Faktor-faktor pencetus asma :
Infeksi virus saluran nafas : influenza
Pemajanan terhadap allergen tungau, debu rumah, bulu binatang.
Pemajanan terhadap iritan asap rokok, minyak wangi
Kegiatan jasmani
Ekspresi emosional takut, marah, frustasi.
Obat-obat aspirin, penyekat beta, anti inflamasi non-steroid.
Lingkungan kerja : uap zat kimia.
Polusi udara : asap rokok.
Pengawet makanan : sulfit.
Lain-lain misalnya haid, kehamilan, sinusitis.
4
V. Patogenesis
Asma ditandai dengan 3 kelainan utama pada bronkus yaitu bronkokonstriksi otot
bronkus, inflamasi mukosa, dan bertambahnya sekret yang berada di jalan nafas.

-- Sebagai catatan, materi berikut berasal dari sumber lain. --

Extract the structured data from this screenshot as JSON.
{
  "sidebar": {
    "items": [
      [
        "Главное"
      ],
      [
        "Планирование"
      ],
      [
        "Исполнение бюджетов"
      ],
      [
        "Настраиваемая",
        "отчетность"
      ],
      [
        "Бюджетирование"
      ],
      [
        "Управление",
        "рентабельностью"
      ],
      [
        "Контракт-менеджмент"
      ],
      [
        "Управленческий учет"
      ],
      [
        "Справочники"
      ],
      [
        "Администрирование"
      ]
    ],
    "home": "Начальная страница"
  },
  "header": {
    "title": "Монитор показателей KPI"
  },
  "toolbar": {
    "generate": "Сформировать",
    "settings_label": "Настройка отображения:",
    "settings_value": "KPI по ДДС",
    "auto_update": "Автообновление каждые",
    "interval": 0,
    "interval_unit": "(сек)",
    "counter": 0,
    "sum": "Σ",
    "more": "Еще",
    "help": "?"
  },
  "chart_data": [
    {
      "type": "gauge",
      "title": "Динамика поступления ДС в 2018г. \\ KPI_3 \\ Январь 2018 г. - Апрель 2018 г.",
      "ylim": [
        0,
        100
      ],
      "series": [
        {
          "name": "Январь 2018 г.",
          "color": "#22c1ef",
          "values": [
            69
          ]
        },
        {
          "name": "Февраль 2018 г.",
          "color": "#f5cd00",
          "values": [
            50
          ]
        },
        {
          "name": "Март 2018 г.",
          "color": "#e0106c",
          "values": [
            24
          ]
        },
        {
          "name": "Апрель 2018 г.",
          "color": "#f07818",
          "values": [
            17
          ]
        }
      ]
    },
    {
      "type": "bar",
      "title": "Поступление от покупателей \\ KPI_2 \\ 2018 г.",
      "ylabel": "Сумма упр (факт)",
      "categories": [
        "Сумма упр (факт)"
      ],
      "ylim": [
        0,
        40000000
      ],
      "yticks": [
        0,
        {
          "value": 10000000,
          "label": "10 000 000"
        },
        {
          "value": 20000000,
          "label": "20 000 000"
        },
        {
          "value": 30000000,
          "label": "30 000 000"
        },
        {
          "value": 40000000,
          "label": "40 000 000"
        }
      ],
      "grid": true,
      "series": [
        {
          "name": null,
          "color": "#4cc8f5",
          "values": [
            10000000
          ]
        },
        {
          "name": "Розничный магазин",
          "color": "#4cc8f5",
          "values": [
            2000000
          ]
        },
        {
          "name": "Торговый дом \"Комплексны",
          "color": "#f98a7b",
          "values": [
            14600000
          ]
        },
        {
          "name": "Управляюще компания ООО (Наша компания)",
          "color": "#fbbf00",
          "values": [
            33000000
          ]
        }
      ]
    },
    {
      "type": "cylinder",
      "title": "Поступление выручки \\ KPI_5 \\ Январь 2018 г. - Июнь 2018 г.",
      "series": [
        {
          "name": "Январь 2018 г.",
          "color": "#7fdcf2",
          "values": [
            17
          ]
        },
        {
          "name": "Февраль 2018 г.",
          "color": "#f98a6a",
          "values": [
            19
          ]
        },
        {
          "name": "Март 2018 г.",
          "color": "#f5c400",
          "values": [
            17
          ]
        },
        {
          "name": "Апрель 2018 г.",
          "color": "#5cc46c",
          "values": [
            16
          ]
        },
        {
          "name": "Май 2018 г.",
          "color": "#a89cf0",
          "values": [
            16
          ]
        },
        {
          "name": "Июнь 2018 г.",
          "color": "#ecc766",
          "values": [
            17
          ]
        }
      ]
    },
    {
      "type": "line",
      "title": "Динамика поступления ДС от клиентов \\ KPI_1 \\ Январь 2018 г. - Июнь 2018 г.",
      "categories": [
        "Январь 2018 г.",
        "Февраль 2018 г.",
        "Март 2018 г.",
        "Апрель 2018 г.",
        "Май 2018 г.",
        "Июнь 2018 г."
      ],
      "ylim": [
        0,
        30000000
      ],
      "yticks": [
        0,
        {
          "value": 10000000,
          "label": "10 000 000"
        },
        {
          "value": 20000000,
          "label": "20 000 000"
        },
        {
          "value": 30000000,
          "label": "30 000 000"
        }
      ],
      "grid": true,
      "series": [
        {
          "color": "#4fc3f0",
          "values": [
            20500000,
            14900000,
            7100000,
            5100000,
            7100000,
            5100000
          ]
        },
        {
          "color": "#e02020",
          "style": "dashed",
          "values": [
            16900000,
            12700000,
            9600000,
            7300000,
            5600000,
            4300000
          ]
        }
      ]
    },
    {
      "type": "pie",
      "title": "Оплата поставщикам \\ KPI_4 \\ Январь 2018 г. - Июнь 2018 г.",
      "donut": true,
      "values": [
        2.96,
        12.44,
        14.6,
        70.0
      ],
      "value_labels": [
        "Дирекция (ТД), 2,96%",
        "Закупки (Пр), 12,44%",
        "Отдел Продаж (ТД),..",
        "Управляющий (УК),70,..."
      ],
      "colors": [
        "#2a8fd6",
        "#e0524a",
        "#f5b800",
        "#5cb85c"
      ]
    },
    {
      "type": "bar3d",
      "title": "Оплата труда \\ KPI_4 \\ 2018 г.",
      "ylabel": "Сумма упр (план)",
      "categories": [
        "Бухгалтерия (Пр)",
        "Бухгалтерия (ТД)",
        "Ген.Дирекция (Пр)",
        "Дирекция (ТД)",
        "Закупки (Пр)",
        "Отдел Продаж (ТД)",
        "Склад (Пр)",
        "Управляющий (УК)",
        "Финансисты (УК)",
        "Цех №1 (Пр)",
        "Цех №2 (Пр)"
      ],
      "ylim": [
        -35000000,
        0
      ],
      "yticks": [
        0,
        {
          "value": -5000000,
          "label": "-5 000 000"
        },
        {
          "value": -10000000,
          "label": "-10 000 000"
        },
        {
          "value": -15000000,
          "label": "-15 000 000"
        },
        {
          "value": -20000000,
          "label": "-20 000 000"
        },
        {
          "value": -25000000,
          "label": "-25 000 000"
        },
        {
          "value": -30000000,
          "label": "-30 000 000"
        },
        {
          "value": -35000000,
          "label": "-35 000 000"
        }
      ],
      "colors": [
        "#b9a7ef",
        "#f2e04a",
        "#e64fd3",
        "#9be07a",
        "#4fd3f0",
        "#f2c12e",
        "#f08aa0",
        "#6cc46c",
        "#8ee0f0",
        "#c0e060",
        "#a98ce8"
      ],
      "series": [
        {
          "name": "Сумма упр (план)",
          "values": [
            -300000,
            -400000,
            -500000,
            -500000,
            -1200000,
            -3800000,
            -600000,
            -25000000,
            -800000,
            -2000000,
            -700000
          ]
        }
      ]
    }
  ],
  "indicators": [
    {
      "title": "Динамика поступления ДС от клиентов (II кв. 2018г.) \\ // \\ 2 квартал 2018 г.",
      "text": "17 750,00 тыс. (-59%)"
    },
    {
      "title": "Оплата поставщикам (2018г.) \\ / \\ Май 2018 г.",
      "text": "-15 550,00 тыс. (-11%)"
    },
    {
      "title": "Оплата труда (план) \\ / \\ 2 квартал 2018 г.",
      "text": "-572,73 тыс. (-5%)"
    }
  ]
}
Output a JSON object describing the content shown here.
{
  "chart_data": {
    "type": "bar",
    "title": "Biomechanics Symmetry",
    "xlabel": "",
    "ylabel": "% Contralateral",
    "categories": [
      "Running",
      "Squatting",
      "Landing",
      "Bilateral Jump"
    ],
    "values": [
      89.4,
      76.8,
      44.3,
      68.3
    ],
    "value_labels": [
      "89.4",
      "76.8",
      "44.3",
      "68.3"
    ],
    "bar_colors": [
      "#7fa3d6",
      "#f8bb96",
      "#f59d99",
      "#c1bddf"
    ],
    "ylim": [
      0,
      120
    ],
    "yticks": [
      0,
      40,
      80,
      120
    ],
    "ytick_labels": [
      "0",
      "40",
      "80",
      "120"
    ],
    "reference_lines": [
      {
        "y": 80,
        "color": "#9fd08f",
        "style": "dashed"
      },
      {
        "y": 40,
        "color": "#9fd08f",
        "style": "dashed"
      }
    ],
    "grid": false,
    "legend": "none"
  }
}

Pada asma ekstrinsik, alergen menimbulkan reaksi yang hebat pada mukosa bronkus
yang mengakibatkan konstriksi otot polos, hiperemia, serta sekresi lendir yang tebal.
Mekanisme terjadinya reaksi ini telah diketahui dengan baik, walaupun sangat rumit.
Penderita yang telah disensitisasi terhadap satu bentuk alergen yang spesifik, akan membuat
antibodi terhadap alergen yang dihirup itu. Antibodi ini merupakan imunoglobulin jenis IgE.
Antibodi ini melekat pada permukaan sel mast pada mukosa bronkus. Bila satu molekul IgE
yang terdapat pada permukaan sel mast menangkap satu molekul alergen, sel mast tersebut
akan memisahkan diri dan melepaskan sejumlah bahan yang menyebabkan konstriksi
bronkus. Salah satu contohnya yaitu histamin dan prostaglandin. Pada permukaan sel mast
juga terdapat reseptor β-2 adrenergik, yang bila dirangsang dengan obat anti asma salbutamol
β-2 mimetik akan menghambat pelepasan histamin. Aminofilin juga dapat menghalangi
pembebasan histamin. Pada mukosa bronkus, darah tepi, dan sputum terdapat sangat banyak
eosinofil. Dulu fungsi eosinofil dalam sputum tidak diketahui, tapi baru-baru ini diketahui
bahwa dalam butir-butir granula eosinofil terdapat enzim yang menghancurkan histamin dan
prostaglandin. Jadi eosinofil memberikan perlindungan terhadap asma. Dengan demikian
jelaslah bahwa kadar IgE akan meninggi dalam darah tepi.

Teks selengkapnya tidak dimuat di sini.